9/21/2025
ボムゲ院(オープン予定) KKEUT韓医院で行っている「テンサーマの効果と原理。高周波リフティングの全て」施術ノートです。
テンサーマ:高周波によるリフティングのメカニズムと期待される変化
高周波リフティングは、肌にどのように作用するのでしょうか?
テンサーマは、数あるリフティング機器の中でもモノポーラ方式の高周波エネルギーを用いるタイプです。
この高周波電流は、肌の表面から真皮、皮下組織、そしてさらに深い層へと広く行き渡り、その過程で熱を生み出します。
発生する熱は約55~60度で、この温度帯はコラーゲンの収縮と新たなコラーゲンの生成を同時に促すことが期待されます。
これにより、施術直後から引き締め感を感じやすく、長期的にコラーゲンの再構築による効果も期待できるでしょう。
HIFU(シュリンク、ウルセラなど)のように、虫眼鏡で太陽光を一点に集めるようにエネルギーを集中させる超音波方式とは異なり、
テンサーマはより広い範囲にわたって均一に熱を供給するという特徴があります。
そのため、単なるリフティングだけでなく、お顔全体の肌質改善や弾力回復にも良い影響が期待できる可能性があります。
テンサーマに期待できること
1. コラーゲンの新生
真皮層や皮下脂肪層に熱が伝わることで、線維芽細胞が刺激され、新しいコラーゲンが生成されることが期待されます。

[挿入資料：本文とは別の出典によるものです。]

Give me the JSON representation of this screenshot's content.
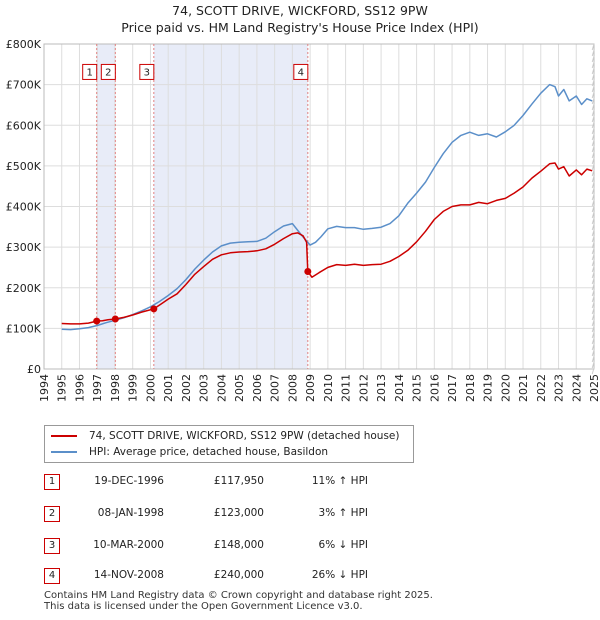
{
  "colors": {
    "property": "#cc0000",
    "hpi": "#5b8fc9",
    "shade": "#e8ecf8",
    "vline": "#e08080",
    "grid": "#dddddd"
  },
  "chart_data": {
    "type": "line",
    "title": "74, SCOTT DRIVE, WICKFORD, SS12 9PW",
    "subtitle": "Price paid vs. HM Land Registry's House Price Index (HPI)",
    "xlim": [
      1994,
      2025
    ],
    "ylim": [
      0,
      800000
    ],
    "x_ticks": [
      1994,
      1995,
      1996,
      1997,
      1998,
      1999,
      2000,
      2001,
      2002,
      2003,
      2004,
      2005,
      2006,
      2007,
      2008,
      2009,
      2010,
      2011,
      2012,
      2013,
      2014,
      2015,
      2016,
      2017,
      2018,
      2019,
      2020,
      2021,
      2022,
      2023,
      2024,
      2025
    ],
    "y_ticks": [
      0,
      100000,
      200000,
      300000,
      400000,
      500000,
      600000,
      700000,
      800000
    ],
    "y_tick_labels": [
      "£0",
      "£100K",
      "£200K",
      "£300K",
      "£400K",
      "£500K",
      "£600K",
      "£700K",
      "£800K"
    ],
    "shaded_ranges": [
      [
        1996.97,
        1998.02
      ],
      [
        2000.19,
        2008.87
      ]
    ],
    "series": [
      {
        "name": "74, SCOTT DRIVE, WICKFORD, SS12 9PW (detached house)",
        "x": [
          1995.0,
          1995.5,
          1996.0,
          1996.5,
          1996.97,
          1997.3,
          1997.6,
          1998.02,
          1998.5,
          1999.0,
          1999.5,
          2000.19,
          2000.6,
          2001.0,
          2001.5,
          2002.0,
          2002.5,
          2003.0,
          2003.5,
          2004.0,
          2004.5,
          2005.0,
          2005.5,
          2006.0,
          2006.5,
          2007.0,
          2007.5,
          2008.0,
          2008.3,
          2008.6,
          2008.8,
          2008.87,
          2009.1,
          2009.5,
          2010.0,
          2010.5,
          2011.0,
          2011.5,
          2012.0,
          2012.5,
          2013.0,
          2013.5,
          2014.0,
          2014.5,
          2015.0,
          2015.5,
          2016.0,
          2016.5,
          2017.0,
          2017.5,
          2018.0,
          2018.5,
          2019.0,
          2019.5,
          2020.0,
          2020.5,
          2021.0,
          2021.5,
          2022.0,
          2022.5,
          2022.8,
          2023.0,
          2023.3,
          2023.6,
          2024.0,
          2024.3,
          2024.6,
          2024.9
        ],
        "y": [
          112000,
          111000,
          111000,
          113000,
          117950,
          119000,
          121000,
          123000,
          127000,
          133000,
          140000,
          148000,
          160000,
          172000,
          185000,
          208000,
          233000,
          252000,
          270000,
          281000,
          286000,
          288000,
          289000,
          291000,
          296000,
          307000,
          321000,
          333000,
          335000,
          328000,
          312000,
          240000,
          226000,
          237000,
          250000,
          257000,
          255000,
          258000,
          255000,
          257000,
          258000,
          265000,
          277000,
          292000,
          313000,
          339000,
          368000,
          388000,
          400000,
          404000,
          404000,
          410000,
          407000,
          415000,
          420000,
          433000,
          448000,
          470000,
          487000,
          505000,
          507000,
          492000,
          498000,
          475000,
          490000,
          478000,
          492000,
          488000
        ]
      },
      {
        "name": "HPI: Average price, detached house, Basildon",
        "x": [
          1995.0,
          1995.5,
          1996.0,
          1996.5,
          1997.0,
          1997.5,
          1998.0,
          1998.5,
          1999.0,
          1999.5,
          2000.0,
          2000.5,
          2001.0,
          2001.5,
          2002.0,
          2002.5,
          2003.0,
          2003.5,
          2004.0,
          2004.5,
          2005.0,
          2005.5,
          2006.0,
          2006.5,
          2007.0,
          2007.5,
          2008.0,
          2008.5,
          2009.0,
          2009.3,
          2009.6,
          2010.0,
          2010.5,
          2011.0,
          2011.5,
          2012.0,
          2012.5,
          2013.0,
          2013.5,
          2014.0,
          2014.5,
          2015.0,
          2015.5,
          2016.0,
          2016.5,
          2017.0,
          2017.5,
          2018.0,
          2018.5,
          2019.0,
          2019.5,
          2020.0,
          2020.5,
          2021.0,
          2021.5,
          2022.0,
          2022.5,
          2022.8,
          2023.0,
          2023.3,
          2023.6,
          2024.0,
          2024.3,
          2024.6,
          2024.9
        ],
        "y": [
          98000,
          97000,
          99000,
          102000,
          107000,
          114000,
          120000,
          126000,
          134000,
          143000,
          153000,
          166000,
          181000,
          198000,
          220000,
          246000,
          268000,
          288000,
          303000,
          310000,
          312000,
          313000,
          314000,
          322000,
          338000,
          352000,
          358000,
          330000,
          305000,
          312000,
          325000,
          345000,
          351000,
          348000,
          348000,
          344000,
          346000,
          349000,
          358000,
          377000,
          408000,
          433000,
          460000,
          496000,
          530000,
          558000,
          575000,
          583000,
          575000,
          579000,
          571000,
          584000,
          600000,
          624000,
          652000,
          679000,
          700000,
          695000,
          672000,
          688000,
          660000,
          672000,
          651000,
          665000,
          660000
        ]
      }
    ],
    "sale_markers": [
      {
        "label": "1",
        "x": 1996.97,
        "y": 117950
      },
      {
        "label": "2",
        "x": 1998.02,
        "y": 123000
      },
      {
        "label": "3",
        "x": 2000.19,
        "y": 148000
      },
      {
        "label": "4",
        "x": 2008.87,
        "y": 240000
      }
    ]
  },
  "sales": [
    {
      "id": "1",
      "date": "19-DEC-1996",
      "price": "£117,950",
      "diff": "11% ↑ HPI"
    },
    {
      "id": "2",
      "date": "08-JAN-1998",
      "price": "£123,000",
      "diff": "3% ↑ HPI"
    },
    {
      "id": "3",
      "date": "10-MAR-2000",
      "price": "£148,000",
      "diff": "6% ↓ HPI"
    },
    {
      "id": "4",
      "date": "14-NOV-2008",
      "price": "£240,000",
      "diff": "26% ↓ HPI"
    }
  ],
  "footer": {
    "line1": "Contains HM Land Registry data © Crown copyright and database right 2025.",
    "line2": "This data is licensed under the Open Government Licence v3.0."
  }
}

時間が経つにつれて、肌は段階的に引き締まり、弾力が向上する変化が見られる可能性があります。
2. 毛穴と肌質の改善
表面的な熱作用も同時に働くため、肌のキメが整い、毛穴が目立ちにくくなる効果が期待できます。
3. 自然なタイトニング
脂肪層まで届く熱エネルギーが脂肪細胞を収縮させ、組織全体の引き締め効果を促すことが考えられます。
ただし、超音波機器のように脂肪細胞を直接破壊することを目的とするものではなく、より自然な引き締めが期待されるでしょう。
テンサーマと他の機器の比較
テンサーマ vs サーマクール
どちらもモノポーラ方式ですが、サーマクールはチップの構造や冷却機能がより強化されており、高出力で精密な熱伝達が可能です。
テンサーマは、それと比較して比較的施術の負担が少ない選択肢になり得るでしょう。
テンサーマ vs オリジオ
オリジオがバイポーラ方式で比較的浅い真皮層を中心に作用するのに対し、
テンサーマはより深い皮下脂肪層までエネルギーが届く特性を持っています。
深い部分のたるみが気になる方や、肌の深層における弾力低下が気になる方に適している可能性があります。
施術の間隔と効果の持続について
施術間隔:600ショット以上の施術の場合、一般的に半年から1年に一度程度の施術が推奨されます。
効果の持続:効果は6ヶ月以上持続することが期待されますが、個人の肌状態や日頃のケアによって差が出ることがあります。
施術直後にも弾力改善を感じることは可能ですが、コラーゲンの再生が本格化する1~2ヶ月後により顕著な変化を実感しやすい時期といえます。
注意点と起こり得る事象
施術直後には、一時的な赤み、熱感、腫れが生じることがあります。
稀に表皮の熱傷や脂肪の萎縮が報告されるケースもありますが、適切なエネルギー設定と施術者の経験によってリスクを軽減できる可能性があります。
特に過去に高出力機器での施術後に頬がこけてしまった経験のある方は、安全な範囲内でエネルギー設定を調整して施術を受けることが重要です。専門医としっかり相談して決めるのが良いでしょう。
まとめ
テンサーマはモノポーラ高周波を用いたリフティング機器であり、深い層に熱を届けることで肌の弾力向上、キメの改善、毛穴の引き締め、そして自然な引き締め効果が期待できます。
サーマクールやオリジオと比較すると、刺激を抑えつつも深層までアプローチできる利点を持つと考えられます。
最終的に重要なのは、患者様それぞれの肌の厚み、脂肪のつき方、たるみの程度に応じて最適な機器を選択することです。
リフティング施術をご検討される際は、単に機器の名前だけでなく、どのような仕組みで、どの深さをターゲットとしているのかを理解し、専門医と相談することをお勧めします。